According to the International Data Corporation (IDC), 28% of organisations in APAC are in the most progressive stages of digital transformation maturity, the analyst says.

“The three sectors that currently drive NCS’s business are: healthcare & transport; financial, industrial and commercials; and communications, media and technology. This has led to an unprecedented demand surge for digital and technology services, accelerated by Covid-19,” Tan writes.

“While projects can be deployed within three to five years, adapting to change can be slow, extending the runway,” he adds.

With NCS building new capabilities and expanding its business as a pan-Asian B2B digital service provider, Tan is expecting NCS’s EBITDA margin to widen on higher-margin cloud services.

“EBITDA has been on the rise and is currently at 10% of Singtel’s group EBITDA,” he notes. “This is a positive, but we see upside if NCS can demonstrate: comparable growth in bookings as peers; faster-than-expected revenue growth; and sustained margin expansion as NEXT’s services form a bigger proportion of NCS’ revenue.”

On Singtel’s EBITDA as a group, Tan is forecasting group EBITDA to register a 5.9% CAGR over the FY2021 to FY2023 due to the recovery in earnings following the Covid-19 pandemic.

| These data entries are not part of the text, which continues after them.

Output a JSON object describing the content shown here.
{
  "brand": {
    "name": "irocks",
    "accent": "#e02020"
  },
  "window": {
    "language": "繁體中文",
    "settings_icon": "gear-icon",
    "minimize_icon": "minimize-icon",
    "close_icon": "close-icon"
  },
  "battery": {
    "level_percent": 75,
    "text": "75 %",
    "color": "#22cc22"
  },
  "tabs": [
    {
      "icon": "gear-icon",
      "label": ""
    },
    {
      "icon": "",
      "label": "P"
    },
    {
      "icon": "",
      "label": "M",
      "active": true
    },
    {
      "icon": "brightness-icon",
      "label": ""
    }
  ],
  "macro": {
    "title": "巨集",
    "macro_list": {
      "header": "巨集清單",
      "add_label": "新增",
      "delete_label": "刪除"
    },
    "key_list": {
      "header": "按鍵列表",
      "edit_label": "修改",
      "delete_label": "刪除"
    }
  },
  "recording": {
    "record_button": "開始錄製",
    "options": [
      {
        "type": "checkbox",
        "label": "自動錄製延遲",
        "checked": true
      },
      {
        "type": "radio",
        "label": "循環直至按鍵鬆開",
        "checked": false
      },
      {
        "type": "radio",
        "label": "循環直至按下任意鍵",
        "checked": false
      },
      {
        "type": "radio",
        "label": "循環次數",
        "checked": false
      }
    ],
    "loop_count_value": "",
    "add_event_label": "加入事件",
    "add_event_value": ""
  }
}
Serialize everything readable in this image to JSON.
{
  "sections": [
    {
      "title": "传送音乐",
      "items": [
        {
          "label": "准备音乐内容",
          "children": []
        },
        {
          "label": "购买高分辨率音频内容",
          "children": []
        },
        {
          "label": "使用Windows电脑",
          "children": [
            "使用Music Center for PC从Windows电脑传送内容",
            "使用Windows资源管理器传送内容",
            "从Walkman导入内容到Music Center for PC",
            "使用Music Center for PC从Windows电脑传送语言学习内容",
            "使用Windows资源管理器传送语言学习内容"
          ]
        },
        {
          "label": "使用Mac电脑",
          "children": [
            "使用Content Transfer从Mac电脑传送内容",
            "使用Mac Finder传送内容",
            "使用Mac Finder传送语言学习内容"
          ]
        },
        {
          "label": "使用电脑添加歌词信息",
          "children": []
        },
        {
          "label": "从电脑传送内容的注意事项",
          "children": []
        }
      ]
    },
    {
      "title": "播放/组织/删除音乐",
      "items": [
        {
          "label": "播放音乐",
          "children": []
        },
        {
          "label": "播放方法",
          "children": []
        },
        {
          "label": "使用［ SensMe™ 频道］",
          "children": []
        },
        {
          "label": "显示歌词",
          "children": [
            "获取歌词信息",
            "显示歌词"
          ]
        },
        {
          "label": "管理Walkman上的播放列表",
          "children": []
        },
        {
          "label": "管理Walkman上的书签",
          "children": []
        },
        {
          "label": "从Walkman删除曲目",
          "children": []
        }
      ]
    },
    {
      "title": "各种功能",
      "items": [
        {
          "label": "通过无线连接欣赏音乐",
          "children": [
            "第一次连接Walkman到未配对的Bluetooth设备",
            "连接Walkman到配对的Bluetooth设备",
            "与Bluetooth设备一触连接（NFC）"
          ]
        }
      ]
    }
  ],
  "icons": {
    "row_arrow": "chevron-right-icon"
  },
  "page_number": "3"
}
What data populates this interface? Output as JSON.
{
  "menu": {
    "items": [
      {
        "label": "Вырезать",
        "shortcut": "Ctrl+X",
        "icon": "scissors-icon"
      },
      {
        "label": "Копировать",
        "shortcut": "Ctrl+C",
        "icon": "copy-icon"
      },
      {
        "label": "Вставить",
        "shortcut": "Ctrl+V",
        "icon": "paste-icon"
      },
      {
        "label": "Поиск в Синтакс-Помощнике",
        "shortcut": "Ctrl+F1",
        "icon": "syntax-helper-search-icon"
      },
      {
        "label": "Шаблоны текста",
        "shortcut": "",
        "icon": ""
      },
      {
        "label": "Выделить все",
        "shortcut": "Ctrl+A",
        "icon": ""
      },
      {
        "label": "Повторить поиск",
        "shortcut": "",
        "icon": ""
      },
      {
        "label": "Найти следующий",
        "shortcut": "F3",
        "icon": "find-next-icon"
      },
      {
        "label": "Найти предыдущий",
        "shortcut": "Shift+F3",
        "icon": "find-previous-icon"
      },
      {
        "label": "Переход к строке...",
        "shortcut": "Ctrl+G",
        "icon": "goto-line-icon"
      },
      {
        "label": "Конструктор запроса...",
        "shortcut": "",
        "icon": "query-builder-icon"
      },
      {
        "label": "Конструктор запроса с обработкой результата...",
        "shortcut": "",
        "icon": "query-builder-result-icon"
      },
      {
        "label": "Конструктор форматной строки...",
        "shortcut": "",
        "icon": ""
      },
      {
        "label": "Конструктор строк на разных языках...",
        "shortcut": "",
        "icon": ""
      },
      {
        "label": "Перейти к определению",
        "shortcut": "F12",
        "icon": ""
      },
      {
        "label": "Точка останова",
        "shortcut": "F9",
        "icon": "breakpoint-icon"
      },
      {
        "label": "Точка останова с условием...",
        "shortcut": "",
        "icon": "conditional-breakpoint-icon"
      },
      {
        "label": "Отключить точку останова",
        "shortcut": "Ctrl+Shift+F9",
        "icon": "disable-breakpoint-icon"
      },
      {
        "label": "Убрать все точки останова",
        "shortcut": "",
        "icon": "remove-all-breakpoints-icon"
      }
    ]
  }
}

“Pre-tax associate income could contribute to [Singtel's] bottom line by growing 27% over the same period, led by Bharti’s swing to net profit from net loss,” the analyst writes. “We expect net debt to EBITDA, including associate dividends, to remain healthy at 1.6x-2.2x in FY2021-FY2023; providing support to its fixed dividend per share (DPS) commitment.”

To this end, Tan says he continues to like Singtel’s ability to capitalise on regional leadership via exclusive tie-ups with private, public and associates’ businesses; drive new growth engines and unlock infrastructure asset value to drive growth.

Upside factors identified by the analyst include strong growth in enterprise and Digital Life to positive operating leverage; stronger–than-expected average revenue per user (ARPU) due to easing in price competition in countries it operates in; and faster-than-expected monetisation of 5G development.

Meanwhile, downside factors include the possibility of a failure to monetise the 5G development; a further wireless margin compression triggered by competition in Singapore and, or Australia; and worse-than-expected cannibalisation of wireless voice, SMS and roaming by data.

Shares in Singtel closed 1 cent lower or 0.38% down at $2.65 on April 8.